Which ethnicities are the hairiest

Hair: What We Know About Beards - And What Not

Charles Darwin was fascinated by the male facial hair. "It seems as if the beard was an ornament for our ape-like ancestors with which the males tried to charm or arouse the females," wrote the evolutionary biologist in "The Descent of Man" (1871). But he knew from reports that the growth of beards among men is very different around the world. "They are often missing from the Ceylon locals," he wrote. "Beyond India, beards are disappearing, for example among the Siamese, Malays, Kalmyks, Chinese and Japanese. In contrast, the Ainos, who live on the northernmost islands of the Japanese archipelago, are the hairiest men in the world."

How did these differences come about? Darwin speculated that they must be the consequence of sexual selection. Women in different parts of the world have had to find beards differently attractive. This was the only way to develop different beard thicknesses over many generations. It was only 80 years later that it became clear that hormones control beard growth. In 1949, Washington University Medical Center gerontologist Margaret Chieffi reported that men had more beards when they were injected with the sex hormone testosterone. But it soon became clear that testosterone alone did not make a beard.

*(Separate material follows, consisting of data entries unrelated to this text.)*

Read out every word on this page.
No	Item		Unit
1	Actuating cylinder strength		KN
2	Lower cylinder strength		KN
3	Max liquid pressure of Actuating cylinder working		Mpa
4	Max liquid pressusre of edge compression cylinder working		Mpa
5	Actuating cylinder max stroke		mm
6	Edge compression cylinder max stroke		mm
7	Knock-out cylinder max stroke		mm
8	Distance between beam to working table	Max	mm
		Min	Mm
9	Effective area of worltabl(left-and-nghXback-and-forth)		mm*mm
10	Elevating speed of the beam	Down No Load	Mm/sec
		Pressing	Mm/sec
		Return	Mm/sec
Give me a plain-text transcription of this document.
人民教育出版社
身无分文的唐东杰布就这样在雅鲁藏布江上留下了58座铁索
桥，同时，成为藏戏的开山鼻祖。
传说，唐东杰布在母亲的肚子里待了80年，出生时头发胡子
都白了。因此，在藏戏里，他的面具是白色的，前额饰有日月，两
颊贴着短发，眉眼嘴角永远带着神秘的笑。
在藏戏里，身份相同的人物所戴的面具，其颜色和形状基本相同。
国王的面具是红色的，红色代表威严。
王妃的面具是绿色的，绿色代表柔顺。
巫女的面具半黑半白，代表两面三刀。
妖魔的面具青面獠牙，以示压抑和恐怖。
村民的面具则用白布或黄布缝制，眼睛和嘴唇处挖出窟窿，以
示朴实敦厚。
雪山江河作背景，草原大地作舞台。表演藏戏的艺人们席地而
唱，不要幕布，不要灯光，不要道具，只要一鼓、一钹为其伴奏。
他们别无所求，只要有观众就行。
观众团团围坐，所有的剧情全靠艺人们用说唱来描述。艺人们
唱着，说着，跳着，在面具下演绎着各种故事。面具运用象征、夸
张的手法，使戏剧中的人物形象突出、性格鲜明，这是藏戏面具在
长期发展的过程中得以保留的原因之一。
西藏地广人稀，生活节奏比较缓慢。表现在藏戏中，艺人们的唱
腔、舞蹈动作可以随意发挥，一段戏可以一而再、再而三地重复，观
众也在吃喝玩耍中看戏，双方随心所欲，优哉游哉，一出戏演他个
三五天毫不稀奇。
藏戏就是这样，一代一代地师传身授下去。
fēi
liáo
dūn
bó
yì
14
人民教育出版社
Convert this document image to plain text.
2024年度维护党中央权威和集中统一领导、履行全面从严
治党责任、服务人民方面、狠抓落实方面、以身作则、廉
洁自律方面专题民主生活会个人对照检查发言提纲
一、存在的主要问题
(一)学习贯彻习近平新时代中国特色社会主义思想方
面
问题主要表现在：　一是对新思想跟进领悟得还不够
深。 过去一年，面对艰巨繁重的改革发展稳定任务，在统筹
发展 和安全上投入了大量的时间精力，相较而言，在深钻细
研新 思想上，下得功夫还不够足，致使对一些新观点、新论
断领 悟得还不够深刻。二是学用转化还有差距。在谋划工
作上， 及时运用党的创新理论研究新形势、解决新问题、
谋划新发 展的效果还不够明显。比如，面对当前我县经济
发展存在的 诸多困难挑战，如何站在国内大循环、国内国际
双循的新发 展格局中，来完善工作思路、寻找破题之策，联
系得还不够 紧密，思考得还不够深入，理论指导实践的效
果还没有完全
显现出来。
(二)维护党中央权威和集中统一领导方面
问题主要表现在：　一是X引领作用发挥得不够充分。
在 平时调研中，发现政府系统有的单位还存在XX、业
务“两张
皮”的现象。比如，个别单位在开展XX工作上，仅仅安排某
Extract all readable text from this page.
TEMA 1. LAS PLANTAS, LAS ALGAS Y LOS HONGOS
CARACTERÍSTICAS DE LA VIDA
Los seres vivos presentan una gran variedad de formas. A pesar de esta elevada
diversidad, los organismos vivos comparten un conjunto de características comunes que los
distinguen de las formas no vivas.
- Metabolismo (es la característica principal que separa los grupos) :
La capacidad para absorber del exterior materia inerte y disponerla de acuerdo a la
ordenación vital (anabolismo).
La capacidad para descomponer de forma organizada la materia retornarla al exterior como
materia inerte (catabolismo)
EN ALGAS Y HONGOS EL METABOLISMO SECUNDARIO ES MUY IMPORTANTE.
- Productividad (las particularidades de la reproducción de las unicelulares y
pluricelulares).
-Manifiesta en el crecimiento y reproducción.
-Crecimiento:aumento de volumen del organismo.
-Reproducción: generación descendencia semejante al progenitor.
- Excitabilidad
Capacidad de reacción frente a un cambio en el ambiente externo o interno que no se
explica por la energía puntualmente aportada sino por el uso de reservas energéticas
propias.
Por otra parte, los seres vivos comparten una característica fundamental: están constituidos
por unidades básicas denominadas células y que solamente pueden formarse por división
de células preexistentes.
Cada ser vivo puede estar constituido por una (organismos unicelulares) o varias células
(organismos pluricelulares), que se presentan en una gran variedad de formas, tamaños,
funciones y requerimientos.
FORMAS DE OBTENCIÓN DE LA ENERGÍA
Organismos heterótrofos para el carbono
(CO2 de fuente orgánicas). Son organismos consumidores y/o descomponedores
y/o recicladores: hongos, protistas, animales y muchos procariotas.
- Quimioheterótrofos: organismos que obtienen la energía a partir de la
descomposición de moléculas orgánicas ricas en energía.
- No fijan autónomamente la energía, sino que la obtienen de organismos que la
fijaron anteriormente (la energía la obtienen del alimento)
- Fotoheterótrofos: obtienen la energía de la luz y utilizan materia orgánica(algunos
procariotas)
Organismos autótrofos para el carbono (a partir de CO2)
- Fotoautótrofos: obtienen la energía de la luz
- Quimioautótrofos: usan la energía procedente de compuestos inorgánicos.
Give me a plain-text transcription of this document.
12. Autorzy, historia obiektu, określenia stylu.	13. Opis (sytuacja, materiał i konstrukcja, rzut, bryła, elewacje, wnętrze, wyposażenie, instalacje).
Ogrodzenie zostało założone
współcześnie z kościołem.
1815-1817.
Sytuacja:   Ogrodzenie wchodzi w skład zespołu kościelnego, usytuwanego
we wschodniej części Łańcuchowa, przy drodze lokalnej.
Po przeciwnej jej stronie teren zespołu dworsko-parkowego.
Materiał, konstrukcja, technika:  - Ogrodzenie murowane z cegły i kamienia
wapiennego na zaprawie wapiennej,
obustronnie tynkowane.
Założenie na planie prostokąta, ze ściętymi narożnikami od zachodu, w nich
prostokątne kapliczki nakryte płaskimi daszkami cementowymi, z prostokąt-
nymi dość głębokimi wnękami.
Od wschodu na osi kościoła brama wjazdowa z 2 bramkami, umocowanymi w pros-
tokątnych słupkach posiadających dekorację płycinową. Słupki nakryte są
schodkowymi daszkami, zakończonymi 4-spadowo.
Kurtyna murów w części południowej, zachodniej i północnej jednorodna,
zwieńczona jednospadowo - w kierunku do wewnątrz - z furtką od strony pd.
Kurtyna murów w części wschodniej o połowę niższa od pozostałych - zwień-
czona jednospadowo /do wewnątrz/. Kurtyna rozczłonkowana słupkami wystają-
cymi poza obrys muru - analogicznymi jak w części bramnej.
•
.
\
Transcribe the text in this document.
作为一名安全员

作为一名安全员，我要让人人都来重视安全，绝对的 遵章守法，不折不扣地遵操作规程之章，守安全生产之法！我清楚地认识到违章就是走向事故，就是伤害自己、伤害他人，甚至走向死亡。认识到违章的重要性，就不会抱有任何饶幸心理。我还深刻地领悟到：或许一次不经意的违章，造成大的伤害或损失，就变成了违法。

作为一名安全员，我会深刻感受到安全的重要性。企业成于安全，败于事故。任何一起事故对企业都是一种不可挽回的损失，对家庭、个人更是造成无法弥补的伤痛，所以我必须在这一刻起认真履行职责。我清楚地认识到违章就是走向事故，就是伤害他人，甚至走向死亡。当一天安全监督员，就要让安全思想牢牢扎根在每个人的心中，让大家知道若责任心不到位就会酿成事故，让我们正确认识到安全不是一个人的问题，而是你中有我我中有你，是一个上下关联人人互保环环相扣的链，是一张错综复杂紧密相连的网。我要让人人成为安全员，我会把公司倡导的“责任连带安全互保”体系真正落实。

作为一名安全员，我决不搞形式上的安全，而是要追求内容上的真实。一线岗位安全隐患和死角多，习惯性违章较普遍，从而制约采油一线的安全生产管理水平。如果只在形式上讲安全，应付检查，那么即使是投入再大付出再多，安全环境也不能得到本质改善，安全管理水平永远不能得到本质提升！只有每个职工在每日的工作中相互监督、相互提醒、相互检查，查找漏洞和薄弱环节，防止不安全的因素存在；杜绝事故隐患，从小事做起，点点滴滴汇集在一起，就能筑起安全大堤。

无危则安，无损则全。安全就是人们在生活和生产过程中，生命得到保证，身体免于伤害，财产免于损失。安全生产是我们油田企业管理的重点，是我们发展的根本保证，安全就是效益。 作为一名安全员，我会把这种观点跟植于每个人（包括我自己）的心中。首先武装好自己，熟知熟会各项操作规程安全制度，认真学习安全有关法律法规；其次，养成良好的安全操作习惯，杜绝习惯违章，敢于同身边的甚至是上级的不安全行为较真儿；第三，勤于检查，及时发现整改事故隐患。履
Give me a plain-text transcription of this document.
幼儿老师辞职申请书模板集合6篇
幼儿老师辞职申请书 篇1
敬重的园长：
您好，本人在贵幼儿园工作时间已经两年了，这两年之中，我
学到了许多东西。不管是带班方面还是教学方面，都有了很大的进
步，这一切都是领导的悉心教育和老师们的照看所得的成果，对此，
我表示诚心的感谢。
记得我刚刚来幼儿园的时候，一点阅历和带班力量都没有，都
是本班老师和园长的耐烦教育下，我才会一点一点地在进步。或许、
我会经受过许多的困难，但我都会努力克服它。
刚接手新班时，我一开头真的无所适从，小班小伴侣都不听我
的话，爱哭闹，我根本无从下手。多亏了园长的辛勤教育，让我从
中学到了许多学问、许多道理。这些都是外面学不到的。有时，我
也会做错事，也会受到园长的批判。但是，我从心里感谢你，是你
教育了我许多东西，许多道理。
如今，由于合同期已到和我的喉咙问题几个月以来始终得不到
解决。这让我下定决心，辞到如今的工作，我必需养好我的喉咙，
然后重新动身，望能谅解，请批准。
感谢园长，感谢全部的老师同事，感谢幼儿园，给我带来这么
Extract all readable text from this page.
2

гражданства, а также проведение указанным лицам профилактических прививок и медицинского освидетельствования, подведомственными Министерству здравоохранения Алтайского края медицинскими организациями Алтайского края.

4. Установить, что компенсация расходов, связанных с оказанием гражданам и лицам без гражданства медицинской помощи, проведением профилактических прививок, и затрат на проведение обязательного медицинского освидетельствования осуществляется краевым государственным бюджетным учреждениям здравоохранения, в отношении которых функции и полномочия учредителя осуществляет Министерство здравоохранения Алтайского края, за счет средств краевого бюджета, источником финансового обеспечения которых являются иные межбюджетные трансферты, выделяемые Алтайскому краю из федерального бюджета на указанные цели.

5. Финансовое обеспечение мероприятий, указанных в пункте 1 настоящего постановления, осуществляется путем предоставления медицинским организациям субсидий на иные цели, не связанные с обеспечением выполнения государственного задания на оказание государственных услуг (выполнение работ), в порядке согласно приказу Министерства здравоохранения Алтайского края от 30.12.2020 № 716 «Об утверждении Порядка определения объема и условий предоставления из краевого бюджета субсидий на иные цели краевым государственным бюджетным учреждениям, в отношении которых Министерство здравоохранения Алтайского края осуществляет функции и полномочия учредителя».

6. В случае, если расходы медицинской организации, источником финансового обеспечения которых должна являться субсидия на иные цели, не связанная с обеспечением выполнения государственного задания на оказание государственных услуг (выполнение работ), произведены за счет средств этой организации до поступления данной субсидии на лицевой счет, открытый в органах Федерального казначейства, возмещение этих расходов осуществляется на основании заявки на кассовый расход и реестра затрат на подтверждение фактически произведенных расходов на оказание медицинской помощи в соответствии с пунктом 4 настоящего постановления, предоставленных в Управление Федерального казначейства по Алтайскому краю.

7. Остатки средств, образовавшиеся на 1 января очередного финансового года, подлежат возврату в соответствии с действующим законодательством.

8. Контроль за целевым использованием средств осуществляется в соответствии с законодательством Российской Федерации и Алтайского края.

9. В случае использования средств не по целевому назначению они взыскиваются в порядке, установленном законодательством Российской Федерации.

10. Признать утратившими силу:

This article is included in Spectrum - The Week, 51/2017

Interaction between hormones and genes

James B. Hamilton's twin studies in 1958 suggested that genes must play a major role in the cells of the skin on the face. For his experiments, the anatomist from the State University of New York compared (white) twins and pairs of brothers from the USA and Japanese. He shaved all the men, waited 24 hours, shaved them again, and then weighed the stubble. The result: As expected, the Japanese had a much weaker beard than the Americans. In both cultures, however, identical twins had almost identical beard growth, both in terms of quantity, density and distribution of the whiskers. In contrast, these beard characteristics were much more variable among non-identical twins and pairs of brothers.

From these observations, Hamilton concluded "that genetic factors have a much stronger influence" on beard growth "than the concentration of male sex hormones in the blood". Because differences in testosterone concentration between men of different cultures were not known. Hamilton was right. In the course of the 1970s it became apparent that it was not testosterone itself that stimulated the hair follicles of the facial skin to drive out whiskers, but the metabolic product dihydro-testosterone. In the facial skin of men with a full beard, the available testosterone is simply converted into dihydro-testosterone in large quantities.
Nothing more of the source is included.